Now, I’m not going to talk about how AMD distributes the amount of L2 and L3 cache it has for each core or how Intel does it. But, I learned a long time ago that step one of building a new computer is to run a memtest before installing the OS. Of course, I learned it the hard way after troubleshooting the crap out of a computer that was having random crashes. Turns out the second stick of RAM was bad and the system would only crash after it would hit that bad stick (before dual and triple channel motherboards).

So, to get a better understanding of how on-board processor cache works, think of it like a 3 tier water fountain sitting in a pond (where the pond is the RAM) connected to a lake (where the lake is the hard drive). As the processor does it’s job, it needs to access memory. If it’s able to do the processing without going to far down the fountain, the faster it will be. In this example, the AMD has a tiny 16K bowl at the top, where the Intel has a bowl 4 times bigger. Besides the fact that the Intel L1 cache is WAY faster, it gives the Intel the ability to process 4 times as much data before it spills over to the L2 cache, which would be the next bowl down on the water fountain. In this example, the AMD has a “huge” 2048K bowl where the Intel only has a small 256K bowl. Though, the AMD bowl, although bigger, is half the speed. And then, after L2 is full, it spills into L3.. which is the same size for each processor, but again, the Intel’s L3 cache is 4 times faster than the AMD. I mean, if you look, the AMD’s L3 cache is barely faster than pushing the data out to the RAM. Once the RAM is full, the computer starts paging, which pretty much cripples the machine. Paging is when it starts swapping data out of the RAM and writing it to the hard drive, which is the slowest of everything.

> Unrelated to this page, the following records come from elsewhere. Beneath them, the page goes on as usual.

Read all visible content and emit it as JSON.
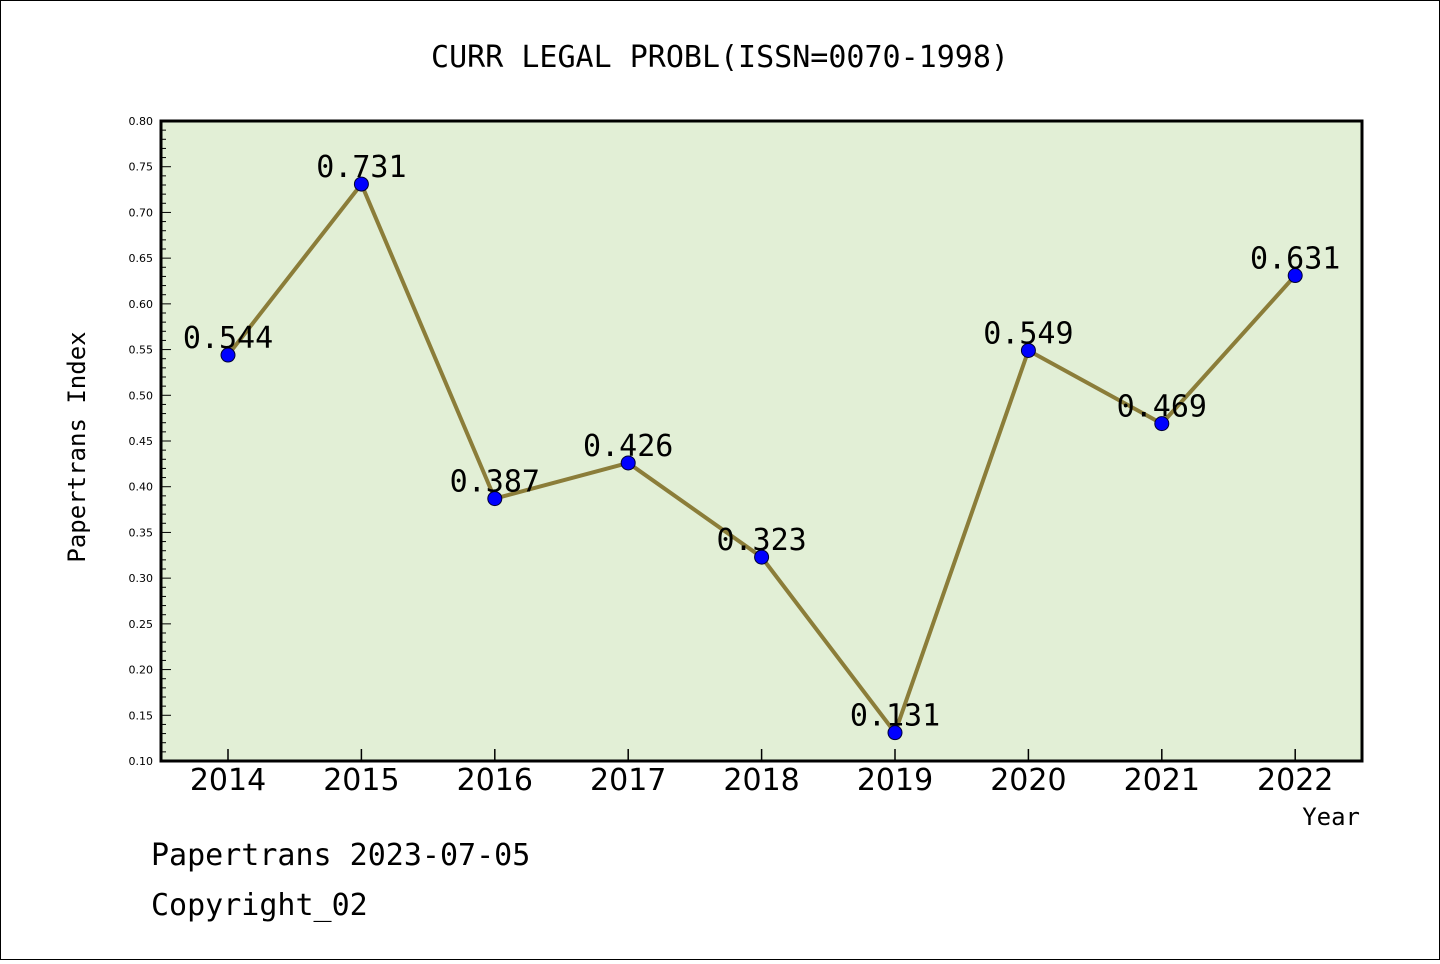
{
  "chart_data": {
    "type": "line",
    "title": "CURR LEGAL PROBL(ISSN=0070-1998)",
    "xlabel": "Year",
    "ylabel": "Papertrans Index",
    "categories": [
      "2014",
      "2015",
      "2016",
      "2017",
      "2018",
      "2019",
      "2020",
      "2021",
      "2022"
    ],
    "series": [
      {
        "values": [
          0.544,
          0.731,
          0.387,
          0.426,
          0.323,
          0.131,
          0.549,
          0.469,
          0.631
        ]
      }
    ],
    "data_labels": [
      "0.544",
      "0.731",
      "0.387",
      "0.426",
      "0.323",
      "0.131",
      "0.549",
      "0.469",
      "0.631"
    ],
    "ylim": [
      0.1,
      0.8
    ],
    "yticks": [
      "0.10",
      "0.15",
      "0.20",
      "0.25",
      "0.30",
      "0.35",
      "0.40",
      "0.45",
      "0.50",
      "0.55",
      "0.60",
      "0.65",
      "0.70",
      "0.75",
      "0.80"
    ],
    "grid": false,
    "legend": "none",
    "colors": {
      "plot_background": "#e2efd6",
      "line": "#8b7d39",
      "marker": "#0000ff"
    }
  },
  "footer": {
    "line1": "Papertrans 2023-07-05",
    "line2": "Copyright_02"
  }
}
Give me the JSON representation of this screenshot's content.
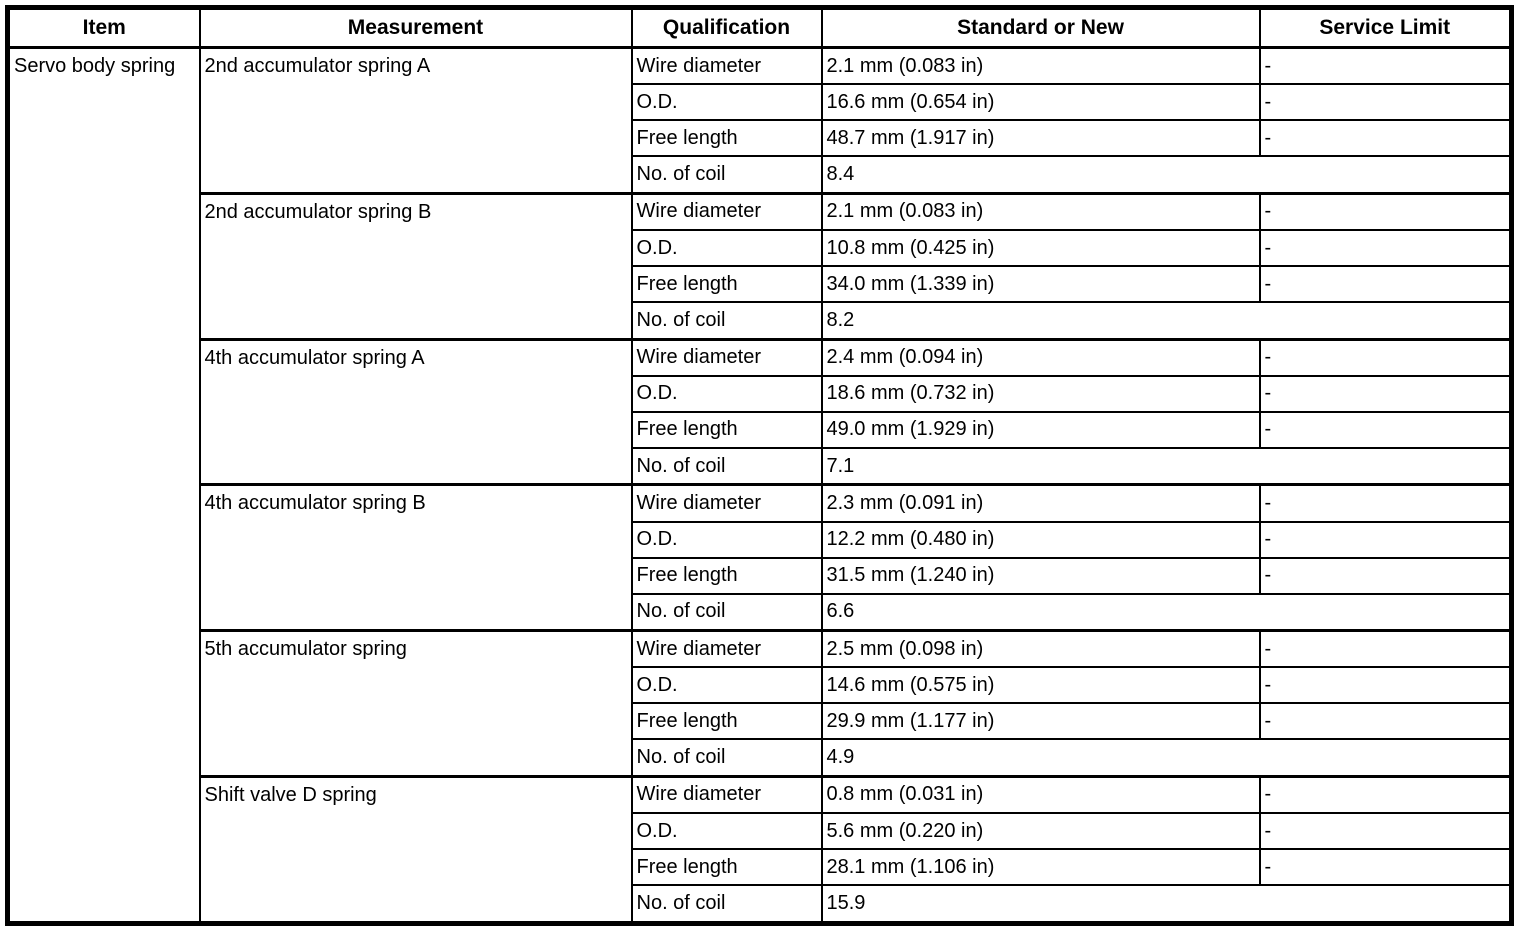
{
  "table": {
    "headers": {
      "item": "Item",
      "measurement": "Measurement",
      "qualification": "Qualification",
      "standard": "Standard or New",
      "service_limit": "Service Limit"
    },
    "item_label": "Servo body spring",
    "groups": [
      {
        "measurement": "2nd accumulator spring A",
        "rows": [
          {
            "qualification": "Wire diameter",
            "standard": "2.1 mm (0.083 in)",
            "service_limit": "-"
          },
          {
            "qualification": "O.D.",
            "standard": "16.6 mm (0.654 in)",
            "service_limit": "-"
          },
          {
            "qualification": "Free length",
            "standard": "48.7 mm (1.917 in)",
            "service_limit": "-"
          },
          {
            "qualification": "No. of coil",
            "standard": "8.4",
            "service_limit": null
          }
        ]
      },
      {
        "measurement": "2nd accumulator spring B",
        "rows": [
          {
            "qualification": "Wire diameter",
            "standard": "2.1 mm (0.083 in)",
            "service_limit": "-"
          },
          {
            "qualification": "O.D.",
            "standard": "10.8 mm (0.425 in)",
            "service_limit": "-"
          },
          {
            "qualification": "Free length",
            "standard": "34.0 mm (1.339 in)",
            "service_limit": "-"
          },
          {
            "qualification": "No. of coil",
            "standard": "8.2",
            "service_limit": null
          }
        ]
      },
      {
        "measurement": "4th accumulator spring A",
        "rows": [
          {
            "qualification": "Wire diameter",
            "standard": "2.4 mm (0.094 in)",
            "service_limit": "-"
          },
          {
            "qualification": "O.D.",
            "standard": "18.6 mm (0.732 in)",
            "service_limit": "-"
          },
          {
            "qualification": "Free length",
            "standard": "49.0 mm (1.929 in)",
            "service_limit": "-"
          },
          {
            "qualification": "No. of coil",
            "standard": "7.1",
            "service_limit": null
          }
        ]
      },
      {
        "measurement": "4th accumulator spring B",
        "rows": [
          {
            "qualification": "Wire diameter",
            "standard": "2.3 mm (0.091 in)",
            "service_limit": "-"
          },
          {
            "qualification": "O.D.",
            "standard": "12.2 mm (0.480 in)",
            "service_limit": "-"
          },
          {
            "qualification": "Free length",
            "standard": "31.5 mm (1.240 in)",
            "service_limit": "-"
          },
          {
            "qualification": "No. of coil",
            "standard": "6.6",
            "service_limit": null
          }
        ]
      },
      {
        "measurement": "5th accumulator spring",
        "rows": [
          {
            "qualification": "Wire diameter",
            "standard": "2.5 mm (0.098 in)",
            "service_limit": "-"
          },
          {
            "qualification": "O.D.",
            "standard": "14.6 mm (0.575 in)",
            "service_limit": "-"
          },
          {
            "qualification": "Free length",
            "standard": "29.9 mm (1.177 in)",
            "service_limit": "-"
          },
          {
            "qualification": "No. of coil",
            "standard": "4.9",
            "service_limit": null
          }
        ]
      },
      {
        "measurement": "Shift valve D spring",
        "rows": [
          {
            "qualification": "Wire diameter",
            "standard": "0.8 mm (0.031 in)",
            "service_limit": "-"
          },
          {
            "qualification": "O.D.",
            "standard": "5.6 mm (0.220 in)",
            "service_limit": "-"
          },
          {
            "qualification": "Free length",
            "standard": "28.1 mm (1.106 in)",
            "service_limit": "-"
          },
          {
            "qualification": "No. of coil",
            "standard": "15.9",
            "service_limit": null
          }
        ]
      }
    ],
    "colors": {
      "border": "#000000",
      "text": "#000000",
      "background": "#ffffff"
    }
  }
}
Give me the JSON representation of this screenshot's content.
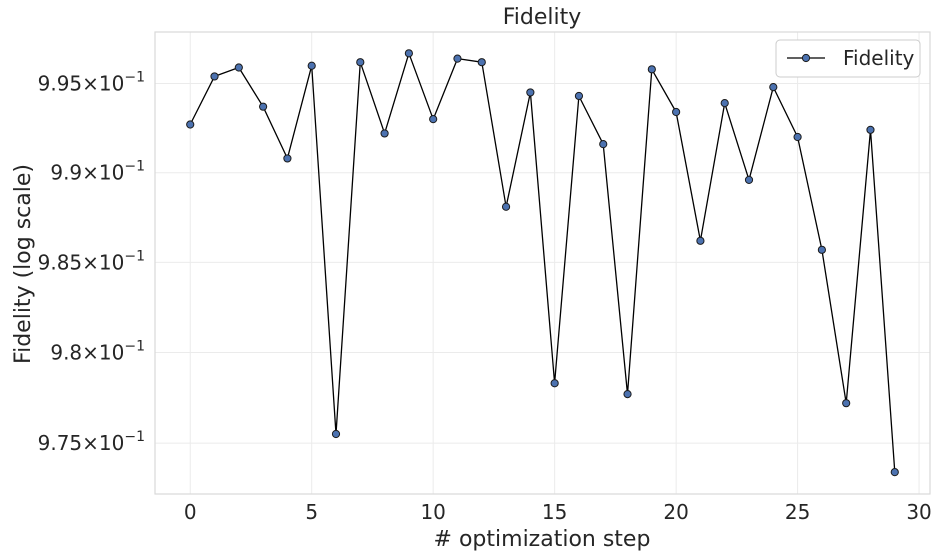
{
  "chart_data": {
    "type": "line",
    "title": "Fidelity",
    "xlabel": "# optimization step",
    "ylabel": "Fidelity (log scale)",
    "yscale": "log",
    "xlim": [
      -1.45,
      30.45
    ],
    "ylim": [
      0.9722,
      0.9979
    ],
    "xticks": [
      0,
      5,
      10,
      15,
      20,
      25,
      30
    ],
    "xtick_labels": [
      "0",
      "5",
      "10",
      "15",
      "20",
      "25",
      "30"
    ],
    "yticks": [
      0.975,
      0.98,
      0.985,
      0.99,
      0.995
    ],
    "ytick_labels": [
      {
        "mantissa": "9.75",
        "times": "×",
        "base": "10",
        "exp": "−1"
      },
      {
        "mantissa": "9.8",
        "times": "×",
        "base": "10",
        "exp": "−1"
      },
      {
        "mantissa": "9.85",
        "times": "×",
        "base": "10",
        "exp": "−1"
      },
      {
        "mantissa": "9.9",
        "times": "×",
        "base": "10",
        "exp": "−1"
      },
      {
        "mantissa": "9.95",
        "times": "×",
        "base": "10",
        "exp": "−1"
      }
    ],
    "grid": true,
    "legend": {
      "position": "top-right",
      "entries": [
        "Fidelity"
      ]
    },
    "colors": {
      "line": "#000000",
      "marker_fill": "#4c72b0",
      "marker_edge": "#1a1a1a",
      "grid": "#ebebeb",
      "axis_frame": "#d9d9d9"
    },
    "series": [
      {
        "name": "Fidelity",
        "x": [
          0,
          1,
          2,
          3,
          4,
          5,
          6,
          7,
          8,
          9,
          10,
          11,
          12,
          13,
          14,
          15,
          16,
          17,
          18,
          19,
          20,
          21,
          22,
          23,
          24,
          25,
          26,
          27,
          28,
          29
        ],
        "values": [
          0.9927,
          0.9954,
          0.9959,
          0.9937,
          0.9908,
          0.996,
          0.9755,
          0.9962,
          0.9922,
          0.9967,
          0.993,
          0.9964,
          0.9962,
          0.9881,
          0.9945,
          0.9783,
          0.9943,
          0.9916,
          0.9777,
          0.9958,
          0.9934,
          0.9862,
          0.9939,
          0.9896,
          0.9948,
          0.992,
          0.9857,
          0.9772,
          0.9924,
          0.9734
        ]
      }
    ]
  }
}
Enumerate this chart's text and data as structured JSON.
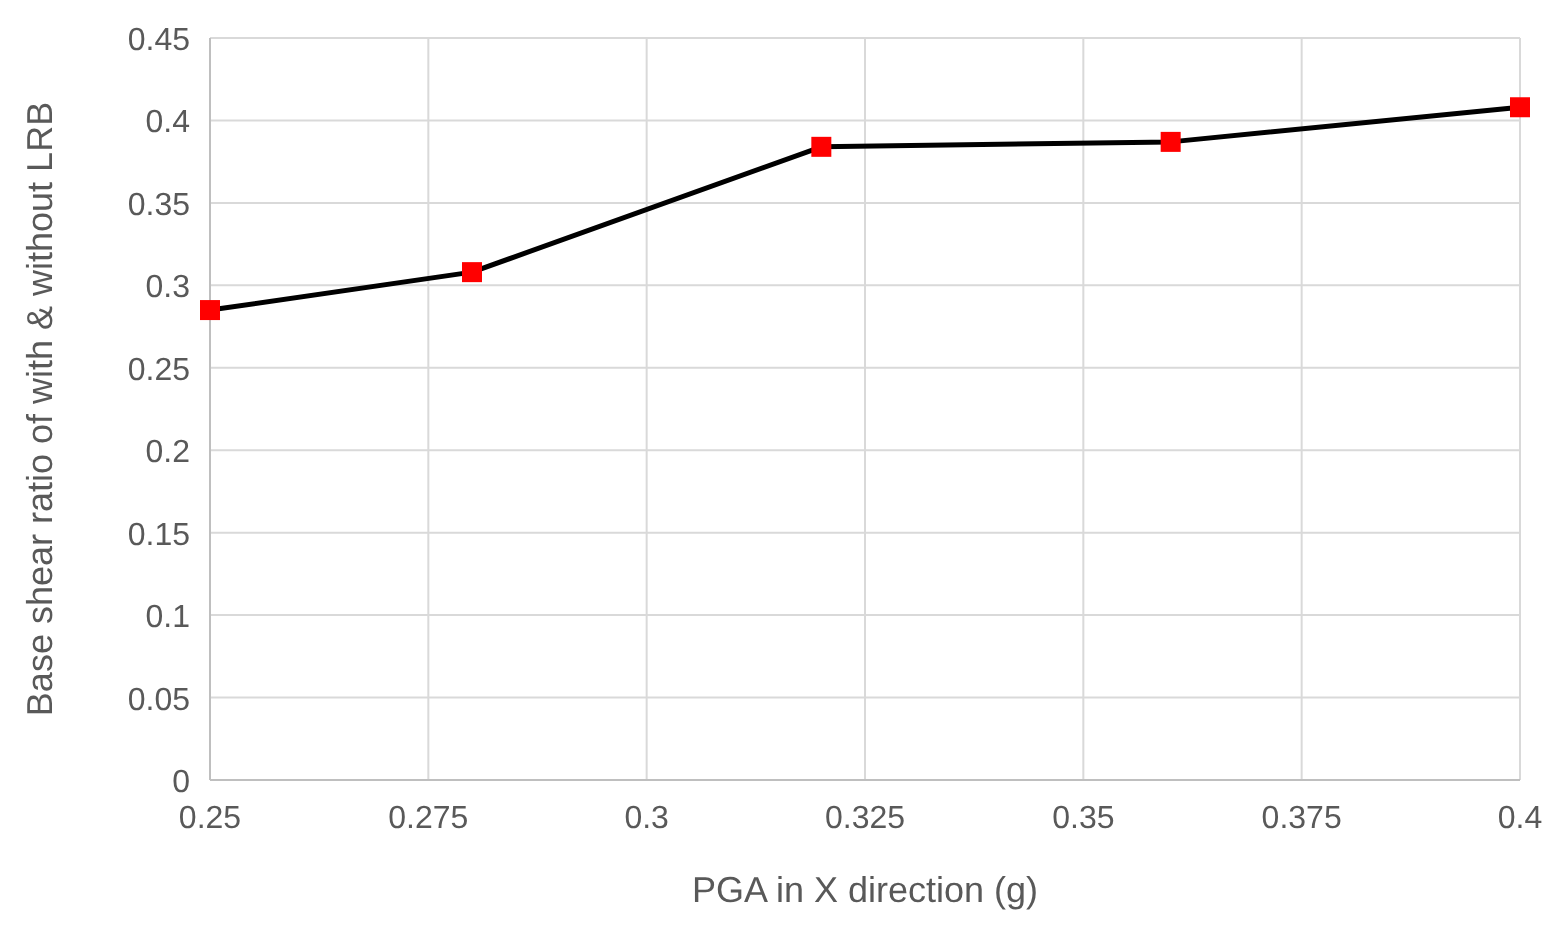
{
  "chart_data": {
    "type": "line",
    "xlabel": "PGA in X direction (g)",
    "ylabel": "Base shear ratio of with & without LRB",
    "x": [
      0.25,
      0.28,
      0.32,
      0.36,
      0.4
    ],
    "series": [
      {
        "color": "#000000",
        "colors": [
          "#ff0000",
          "#ff0000",
          "#ff0000",
          "#ff0000",
          "#ff0000"
        ],
        "values": [
          0.285,
          0.308,
          0.384,
          0.387,
          0.408
        ]
      }
    ],
    "xlim": [
      0.25,
      0.4
    ],
    "xticks": [
      0.25,
      0.275,
      0.3,
      0.325,
      0.35,
      0.375,
      0.4
    ],
    "ylim": [
      0,
      0.45
    ],
    "yticks": [
      0,
      0.05,
      0.1,
      0.15,
      0.2,
      0.25,
      0.3,
      0.35,
      0.4,
      0.45
    ],
    "grid": true,
    "marker": "square",
    "line_style": "solid"
  }
}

Let’s take a look at silverbench results. (click image for full size)



AMD = P5479 using 4 threads because it’s a quad core processor that doesn’t support multi-threading. Intel i7 = P19959 using 8 threads because it’s a quad core processor with multi-threading.
Intel Pentium = 6424 using 2 threads because it’s a dual core processor without multi-threading. Intel i3 = P8648 using 4 threads because it’s a dual core processor with multi-threading.


Wow.. what a HUGE difference!

What I’ve learned from this, is that I’m better off buying an Intel processor that cost more and buying cheaper supporting hardware (motherboard and RAM) than to buy a cheaper AMD. In both cases, I was shooting for a $500 budget, which was what drove the reason to purchase what I did. There are cheaper AMD and Intel motherboards, but they are by brands I don’t know or trust. In both cases, these were the cheapest “quality” branded motherboards available for each processor as well as RAM.


Final Thought with update:  So, looking at the Silverbench results for the $60 Pentium that is only dual core, non-multithreading, the AMD (which cost over twice the price and has two more cores) benchmarked worse.  Yup, this is the final straw, I will never buy AMD again.  The way they build their processors, if a $60 dual-core Pentium 3.2Ghz can out perform a $125 quad-core AMD FX-4350 4.2Ghz processor, AMD is clearly selling garbage.  This is a perfect example of how AMD is marking their processors in a way to attempt to fool customers.  This is clearly an example of apples vs oranges when Ghz comes into play as AMD processors are clearly inferior to Intel processors.